Selamat datang di blog portofolio, jurnal, dan catatan harian AzzamArifin.web.id

Benarkah Profesi Guru itu Mudah?

Dari semua profesi yang berkaitan dengan bidang kepegawaian, profesi guru agaknya memiliki perbedaan yang paling signifikan. Hal ini terkadang kurang disadari oleh pegawai dari dinas lain. Ada ungkapan negatif yang sering muncul, “Jadi guru sekarang enak, jam 12 sudah bisa pulang,”. Ada lagi, ”Guru sekarang enak, gajinya dobel karena ada sertifikasi”. Inilah ungkapan orang-orang yang belum pernah menggeluti sisi praktis dunia kependidikan. Setidaknya ada dua hal yang membuat profesi guru harus dibedakan dengan yang lain. Pertama, apa yang disebut orang sebagai jam kerja, yakni antara jam 07.00 sampai 12.00 itu hanyalah satu dari sekian tupoksi seorang guru. Tupoksi itu disebut “pelaksanaan”. Seorang guru profesional dituntut sedikitnya memiliki 3 tupoksi, yakni perencanaan, pelaksanaan, dan evaluasi. Tugas inilah yang mengharuskan para guru “mencuri” waktu berkumpul bersama keluarga untuk membuat RPP (perencanaan) dan mengkoreksi hasil pekerjaan siswa (evaluasi). Ini adalah tugas yang masih sangat minimal.

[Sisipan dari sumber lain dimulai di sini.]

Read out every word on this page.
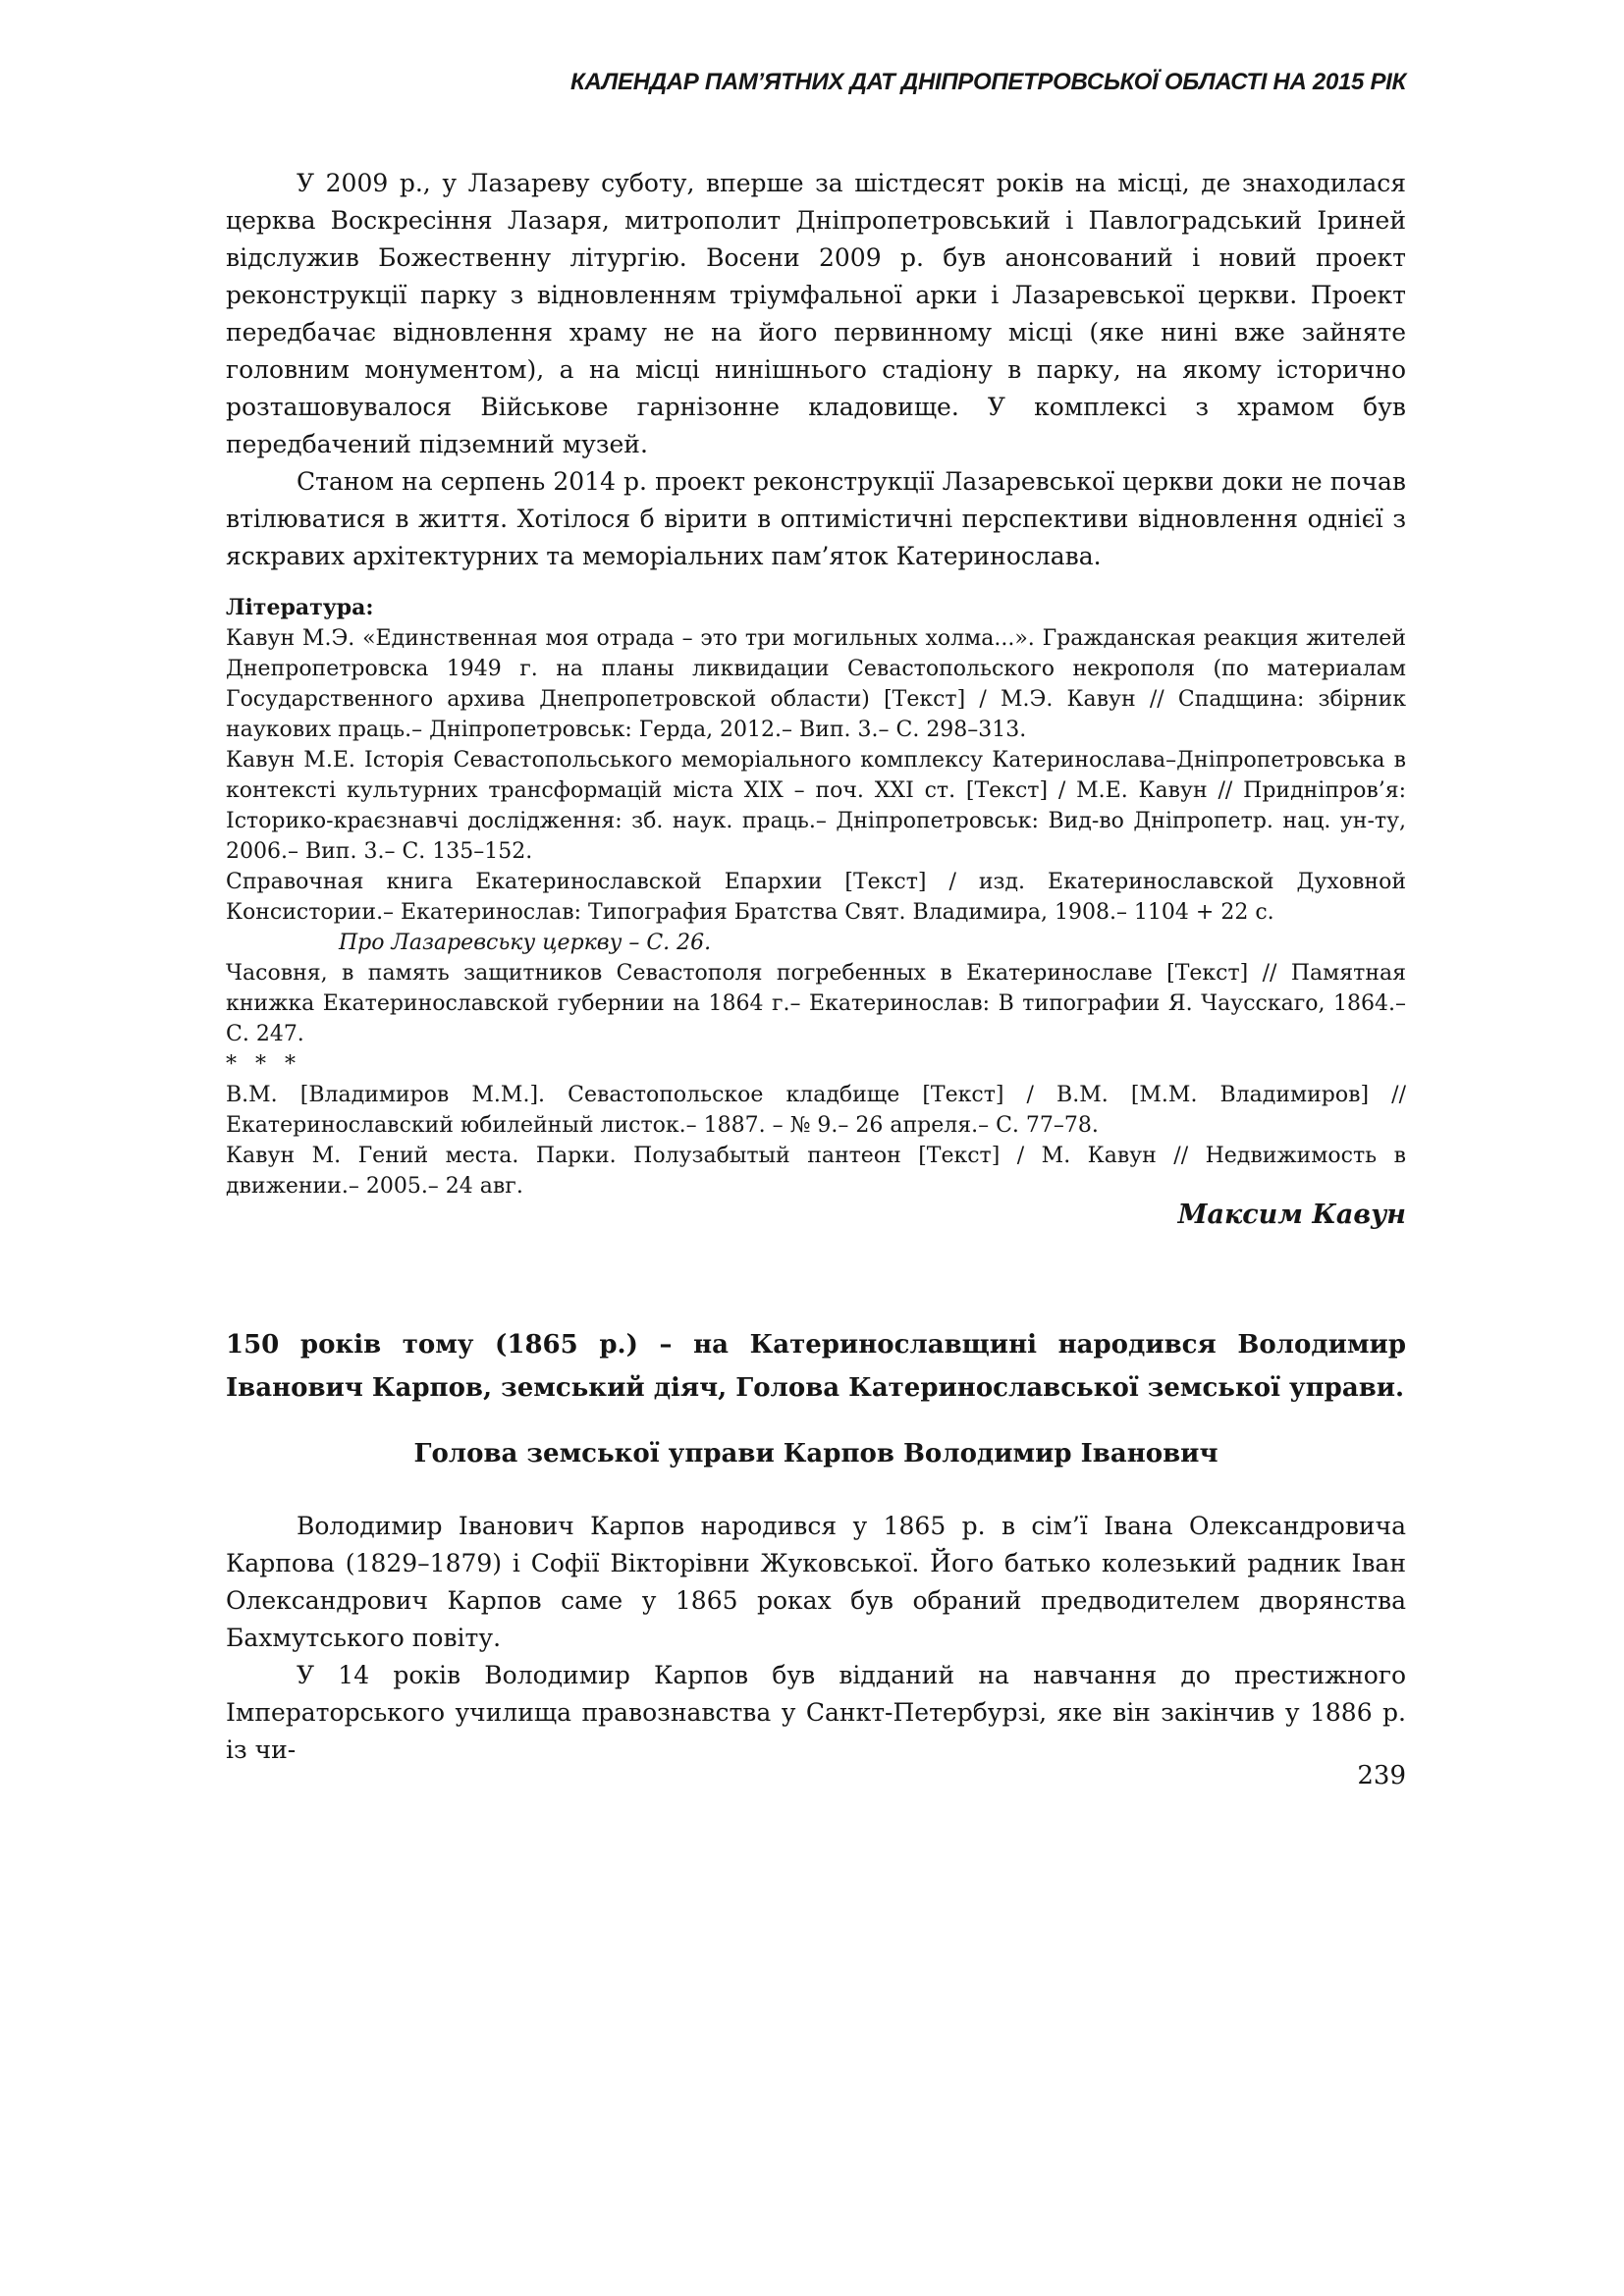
КАЛЕНДАР ПАМ’ЯТНИХ ДАТ ДНІПРОПЕТРОВСЬКОЇ ОБЛАСТІ НА 2015 РІК

У 2009 р., у Лазареву суботу, вперше за шістдесят років на місці, де знаходилася церква Воскресіння Лазаря, митрополит Дніпропетровський і Павлоградський Іриней відслужив Божественну літургію. Восени 2009 р. був анонсований і новий проект реконструкції парку з відновленням тріумфальної арки і Лазаревської церкви. Проект передбачає відновлення храму не на його первинному місці (яке нині вже зайняте головним монументом), а на місці нинішнього стадіону в парку, на якому історично розташовувалося Військове гарнізонне кладовище. У комплексі з храмом був передбачений підземний музей.

Станом на серпень 2014 р. проект реконструкції Лазаревської церкви доки не почав втілюватися в життя. Хотілося б вірити в оптимістичні перспективи відновлення однієї з яскравих архітектурних та меморіальних пам’яток Катеринослава.

Література:

Кавун М.Э. «Единственная моя отрада – это три могильных холма...». Гражданская реакция жителей Днепропетровска 1949 г. на планы ликвидации Севастопольского некрополя (по материалам Государственного архива Днепропетровской области) [Текст] / М.Э. Кавун // Спадщина: збірник наукових праць.– Дніпропетровськ: Герда, 2012.– Вип. 3.– С. 298–313.

Кавун М.Е. Історія Севастопольського меморіального комплексу Катеринослава–Дніпропетровська в контексті культурних трансформацій міста XIX – поч. XXI ст. [Текст] / М.Е. Кавун // Придніпров’я: Історико-краєзнавчі дослідження: зб. наук. праць.– Дніпропетровськ: Вид-во Дніпропетр. нац. ун-ту, 2006.– Вип. 3.– С. 135–152.

Справочная книга Екатеринославской Епархии [Текст] / изд. Екатеринославской Духовной Консистории.– Екатеринослав: Типография Братства Свят. Владимира, 1908.– 1104 + 22 с.

Про Лазаревську церкву – С. 26.

Часовня, в память защитников Севастополя погребенных в Екатеринославе [Текст] // Памятная книжка Екатеринославской губернии на 1864 г.– Екатеринослав: В типографии Я. Чаусскаго, 1864.– С. 247.

* * *

В.М. [Владимиров М.М.]. Севастопольское кладбище [Текст] / В.М. [М.М. Владимиров] // Екатеринославский юбилейный листок.– 1887. – № 9.– 26 апреля.– С. 77–78.

Кавун М. Гений места. Парки. Полузабытый пантеон [Текст] / М. Кавун // Недвижимость в движении.– 2005.– 24 авг.

Максим Кавун
150 років тому (1865 р.) – на Катеринославщині народився Володимир Іванович Карпов, земський діяч, Голова Катеринославської земської управи.
Голова земської управи Карпов Володимир Іванович

Володимир Іванович Карпов народився у 1865 р. в сім’ї Івана Олександровича Карпова (1829–1879) і Софії Вікторівни Жуковської. Його батько колезький радник Іван Олександрович Карпов саме у 1865 роках був обраний предводителем дворянства Бахмутського повіту.

У 14 років Володимир Карпов був відданий на навчання до престижного Імператорського училища правознавства у Санкт-Петербурзі, яке він закінчив у 1886 р. із чи-

239
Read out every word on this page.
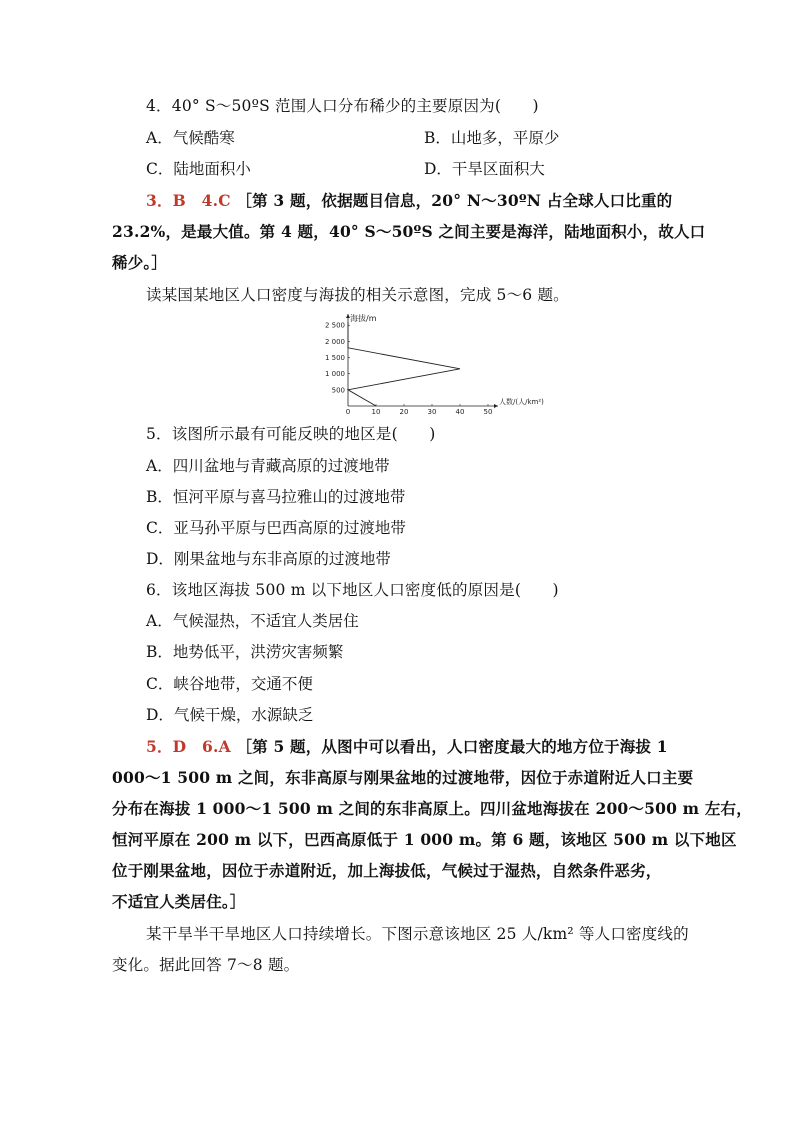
4．40° S～50ºS 范围人口分布稀少的主要原因为(　　)
A．气候酷寒	B．山地多，平原少
C．陆地面积小	D．干旱区面积大
3．B　4.C ［第 3 题，依据题目信息，20° N～30ºN 占全球人口比重的
23.2%，是最大值。第 4 题，40° S～50ºS 之间主要是海洋，陆地面积小，故人口
稀少。］
读某国某地区人口密度与海拔的相关示意图，完成 5～6 题。
0	10	20	30	40	50
500
1 000
1 500
2 000
2 500
海拔/m
人数/(人/km²)
5．该图所示最有可能反映的地区是(　　)
A．四川盆地与青藏高原的过渡地带
B．恒河平原与喜马拉雅山的过渡地带
C．亚马孙平原与巴西高原的过渡地带
D．刚果盆地与东非高原的过渡地带
6．该地区海拔 500 m 以下地区人口密度低的原因是(　　)
A．气候湿热，不适宜人类居住
B．地势低平，洪涝灾害频繁
C．峡谷地带，交通不便
D．气候干燥，水源缺乏
5．D　6.A ［第 5 题，从图中可以看出，人口密度最大的地方位于海拔 1
000～1 500 m 之间，东非高原与刚果盆地的过渡地带，因位于赤道附近人口主要
分布在海拔 1 000～1 500 m 之间的东非高原上。四川盆地海拔在 200～500 m 左右，
恒河平原在 200 m 以下，巴西高原低于 1 000 m。第 6 题，该地区 500 m 以下地区
位于刚果盆地，因位于赤道附近，加上海拔低，气候过于湿热，自然条件恶劣，
不适宜人类居住。］
某干旱半干旱地区人口持续增长。下图示意该地区 25 人/km² 等人口密度线的
变化。据此回答 7～8 题。
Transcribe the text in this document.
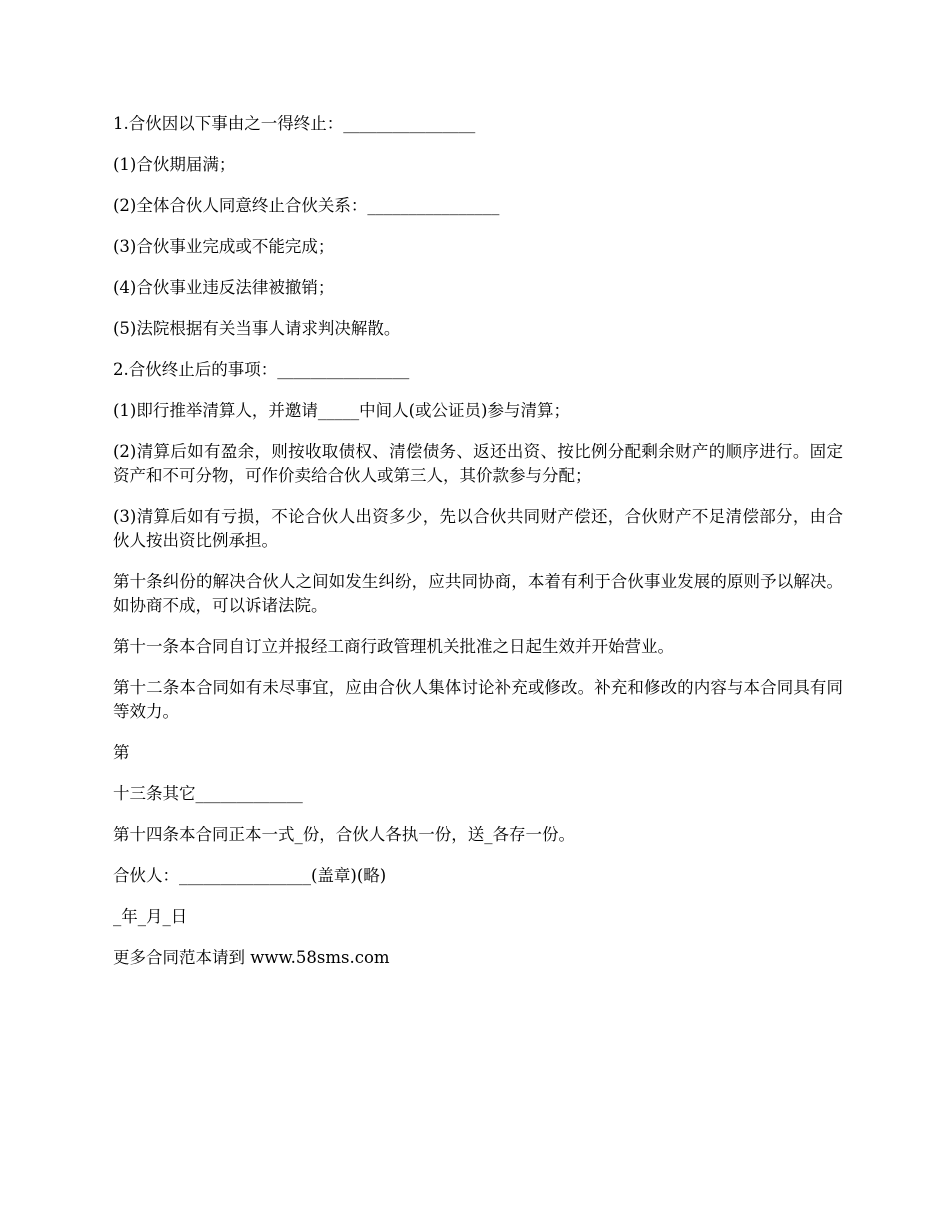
1.合伙因以下事由之一得终止：________________

(1)合伙期届满；

(2)全体合伙人同意终止合伙关系：________________

(3)合伙事业完成或不能完成；

(4)合伙事业违反法律被撤销；

(5)法院根据有关当事人请求判决解散。

2.合伙终止后的事项：________________

(1)即行推举清算人，并邀请_____中间人(或公证员)参与清算；

(2)清算后如有盈余，则按收取债权、清偿债务、返还出资、按比例分配剩余财产的顺序进行。固定资产和不可分物，可作价卖给合伙人或第三人，其价款参与分配；

(3)清算后如有亏损，不论合伙人出资多少，先以合伙共同财产偿还，合伙财产不足清偿部分，由合伙人按出资比例承担。

第十条纠份的解决合伙人之间如发生纠纷，应共同协商，本着有利于合伙事业发展的原则予以解决。如协商不成，可以诉诸法院。

第十一条本合同自订立并报经工商行政管理机关批准之日起生效并开始营业。

第十二条本合同如有未尽事宜，应由合伙人集体讨论补充或修改。补充和修改的内容与本合同具有同等效力。

第

十三条其它_____________

第十四条本合同正本一式_份，合伙人各执一份，送_各存一份。

合伙人：________________(盖章)(略)

_年_月_日

更多合同范本请到 www.58sms.com
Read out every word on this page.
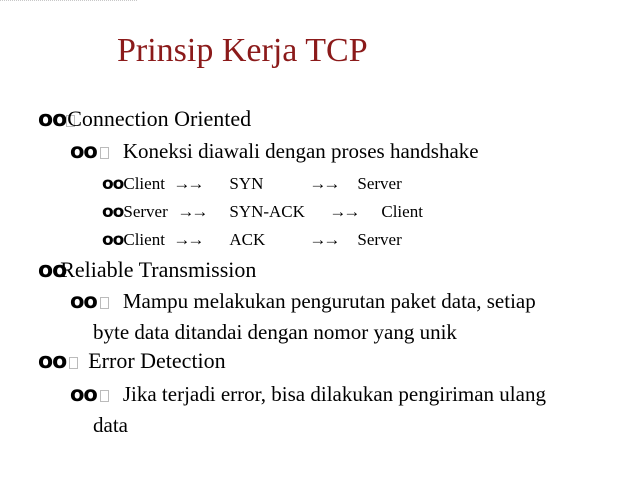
Prinsip Kerja TCP
ooConnection Oriented
oo Koneksi diawali dengan proses handshake
ooClient →→ SYN	→→ Server
ooServer →→ SYN-ACK →→ Client
ooClient →→ ACK	→→ Server
ooReliable Transmission
oo Mampu melakukan pengurutan paket data, setiap
byte data ditandai dengan nomor yang unik
oo Error Detection
oo Jika terjadi error, bisa dilakukan pengiriman ulang
data
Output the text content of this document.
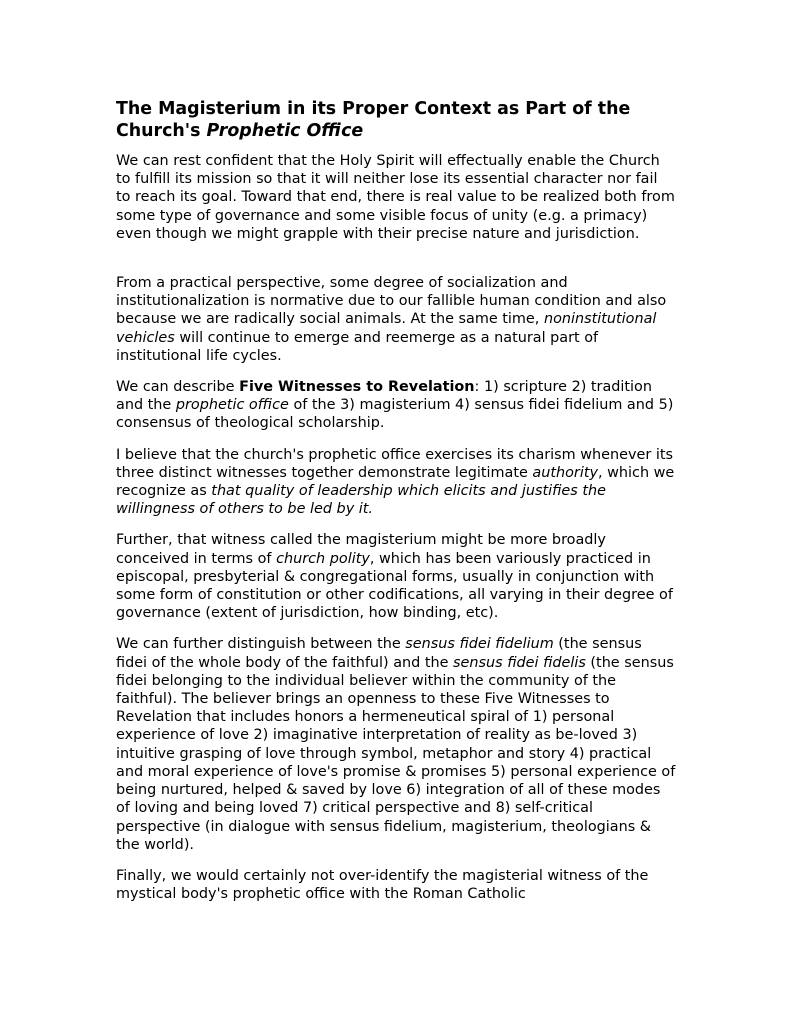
The Magisterium in its Proper Context as Part of the Church's Prophetic Office

We can rest confident that the Holy Spirit will effectually enable the Church to fulfill its mission so that it will neither lose its essential character nor fail to reach its goal. Toward that end, there is real value to be realized both from some type of governance and some visible focus of unity (e.g. a primacy) even though we might grapple with their precise nature and jurisdiction.

From a practical perspective, some degree of socialization and institutionalization is normative due to our fallible human condition and also because we are radically social animals. At the same time, noninstitutional vehicles will continue to emerge and reemerge as a natural part of institutional life cycles.

We can describe Five Witnesses to Revelation: 1) scripture 2) tradition and the prophetic office of the 3) magisterium 4) sensus fidei fidelium and 5) consensus of theological scholarship.

I believe that the church's prophetic office exercises its charism whenever its three distinct witnesses together demonstrate legitimate authority, which we recognize as that quality of leadership which elicits and justifies the willingness of others to be led by it.

Further, that witness called the magisterium might be more broadly conceived in terms of church polity, which has been variously practiced in episcopal, presbyterial & congregational forms, usually in conjunction with some form of constitution or other codifications, all varying in their degree of governance (extent of jurisdiction, how binding, etc).

We can further distinguish between the sensus fidei fidelium (the sensus fidei of the whole body of the faithful) and the sensus fidei fidelis (the sensus fidei belonging to the individual believer within the community of the faithful). The believer brings an openness to these Five Witnesses to Revelation that includes honors a hermeneutical spiral of 1) personal experience of love 2) imaginative interpretation of reality as be-loved 3) intuitive grasping of love through symbol, metaphor and story 4) practical and moral experience of love's promise & promises 5) personal experience of being nurtured, helped & saved by love 6) integration of all of these modes of loving and being loved 7) critical perspective and 8) self-critical perspective (in dialogue with sensus fidelium, magisterium, theologians & the world).

Finally, we would certainly not over-identify the magisterial witness of the mystical body's prophetic office with the Roman Catholic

Jauh daripada itu, jika dicermati apa yang ada pada lembaga tingkat SD, tugas tambahan tak terhitung jumlahnya. Operator misalnya, dengan sistem pendataan saat ini yang berbasis IT, maka guru yang seharusnya hanya fokus pada pembinaan dan pembimbingan potensi siswa harus “mendua” dengan mengisi data-data dapodik. Bagaimana jika tugas tambahan ini dilakukan asal-asalan dengan alasan bukan tupoksinya? Ya data tidak terinput ke Kementerian sehingga hak dan kewajiban baik guru maupun siswa di lembaga itu diabaikan. Demikian juga dengan bendahara BOS, guru yang tidak memiliki keahlian administrasi dan pelaporan keuangan dituntut menguasai, berikut waktu di luar jam kerja yang menjadi implikasinya. Sebuah apresiasi kepada Presiden yang beberapa waktu memberikan kritikan, “Guru dan Kepala Sekolah jangan hanya sibuk mengurus SPJ. Menurut saya salah jika orientasinya semacam itu.” Para guru se-Indonesia kiranya berharap ungkapan Presiden ini ditindaklanjuti berupa pembaruan kebijakan pelaporan dana BOS, sebab yang terjadi di lapangan, bentuk pelaporannya memang tidak dibuat mudah, tapi justru dibuat rumit dan dipersulit. Percayalah, kegiatan yang paling nyaman dikerjakan guru hanyalah pada saat berhadapan dengan anak-anak, berinteraksi, membimbing dan membentuk karakter mereka. Siapa atau apa yang menggeser peran guru untuk fokus “memelototi’ SPJ?

Kedua, profesi guru dituntut memiliki pribadi yang positif. Kita sering melihat, ada satu atau dua kasus tentang tindakan amoral guru, maka pemberitaan akan langsung mengarah pada kemerosotan pendidikan secara keseluruhan. Jika kasus serupa muncul pada profesi lain, maka pemberitaan tidak akan digenerelasisir seperti itu. Memang berat jika suatu pekerjaan berhubungan dengan pembinaan moral. Salah sedikit saja, maka cap negatif akan terkenang lama. Belum lama ini, Mario Teguh yang tak pernah kebahisan stok kata-kata motivasi, harus pontang-panting menhadapi serbuan cap negatif akibat kabar tak sedap yang menimpanya. Pembelaan demi pembelaan yang disampaikannya seolah tak mampu menghadang arus ketidakpercayaan terhadap sosoknya. Ini adalah kasus yang seorang motivator terkenal. Meskipun dalam konteks yang lebih kecil, guru juga merasakannya. Karena nila setitik, rusak susu sebelanga. Jika sudah mengetahui dan mengalami sendiri apa saja tantangan dan resiko yang ada, orang akan berpikir dua kali untuk mengatakan profesi ini adalah profesi yang mudah.